Perhaps it wasn’t so much the history that I found odd at the Beenleigh Historical Village & Museum, it was the way it was presented. For on my wanders throughout the grounds, I encountered eerily garbed mannequins, a cardboard pastor, signs constantly telling me I was being watched and a silence that was palpable to its sole visitor – me.
A history of Brisbane (region), complete with mannequins
Beenleigh is a small town located roughly 25 minutes drive south-east of Brisbane and the Beenleigh Historical Village & Museum showcases the region’s history, dating from the 1860s onward. Intrigued by the re-creation of an entire village, I paid the entry fee and strolled past a wall garnished with sickles into a dusty museum.
After staring at some old clothes and aged trinkets, I continued towards the Coomera lock-up – a place where prisoners spent the night while being transferred. It was dark and cramped with a small bed under a manky mattress that was chained to the wall. In the corner lay a rudimentary toilet beneath a skeleton that was shackled to the window in white paint.
Next door I explored a classroom with pew-like seats and old clocks before I wandered into the old Beenleigh Post Office and discovered the first of many mannequins. On the wall was some dated yet reassuring news from Australia Post – “the communication services of the Australian Post Office are vast to serve the nation yet still personal to serve you.”
I turned to see the sign, “smile, you’re on camera”, sitting in front of an androgynous-looking mannequin frozen in service. Opening in the 1860s, the building saw some of the country’s first messengers – horseback posties. In the building behind were old computers and a history of the region’s rum trade.
Stepping outside, I made my way across the silent and altogether empty village (save for a few staff members), past a vintage Dodge that was once a fire engine and into the old Carroll family house, occupied by mannequins of course. One room contained a headless mannequin, gesticulating in the manner of a host, while another contained five more, one of these also headless.

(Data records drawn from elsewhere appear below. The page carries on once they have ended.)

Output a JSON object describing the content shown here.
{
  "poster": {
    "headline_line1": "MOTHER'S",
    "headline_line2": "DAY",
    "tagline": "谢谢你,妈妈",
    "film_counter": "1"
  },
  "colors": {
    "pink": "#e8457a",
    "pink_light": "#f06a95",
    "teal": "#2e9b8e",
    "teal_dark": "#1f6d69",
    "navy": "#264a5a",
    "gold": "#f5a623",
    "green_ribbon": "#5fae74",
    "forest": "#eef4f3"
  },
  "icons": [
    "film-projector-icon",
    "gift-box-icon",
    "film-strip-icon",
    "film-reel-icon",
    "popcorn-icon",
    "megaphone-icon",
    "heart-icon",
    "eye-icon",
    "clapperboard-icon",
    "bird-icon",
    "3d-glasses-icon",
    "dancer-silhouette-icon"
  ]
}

Above this headless dummy I spied the reflection of a mannequin in a mirror and for a moment I imagined I’d somehow wedged myself in the twilight zone. I then visited an old tin bath at the rear before continuing towards the Radke cottage, built in the 1870s. Here I found rustic living quarters that looked alluring in the afternoon light.
Across the way, the old St Georges Church of England was a real highlight, primarily because of the cardboard pastor that stood at the end of the aisle. As I sat amongst the pews, it was hard for me to imagine what church was like here over 140 years ago, largely because I couldn’t keep my eyes off the life-sized cardboard figure, who looked a little like Michael Caine paralysed in mid-sermon.
Next door was the old general store dating to the 19th-century, which was guarded by an emo/zombie/vampire mannequin. Standing there, in front of a sign advertising the seemingly innocuous Bex – a household pain killer that was eventually discovered to cause kidney damage – I felt myself once again back in the twilight zone, which made my visit all worthwhile.
The atmosphere. While I found the history of Beenleigh and surrounds mildly interesting, the antiquated decor, strange inhabitants and empty village made for an intriguing visit.
Adults cost $6.00, concessions $4.00 and children are $2.50. It you want to take photos, like I did, you’ll need to pay $10. The Beenleigh Historical Village & Museum also takes bookings for group tours and school excursions.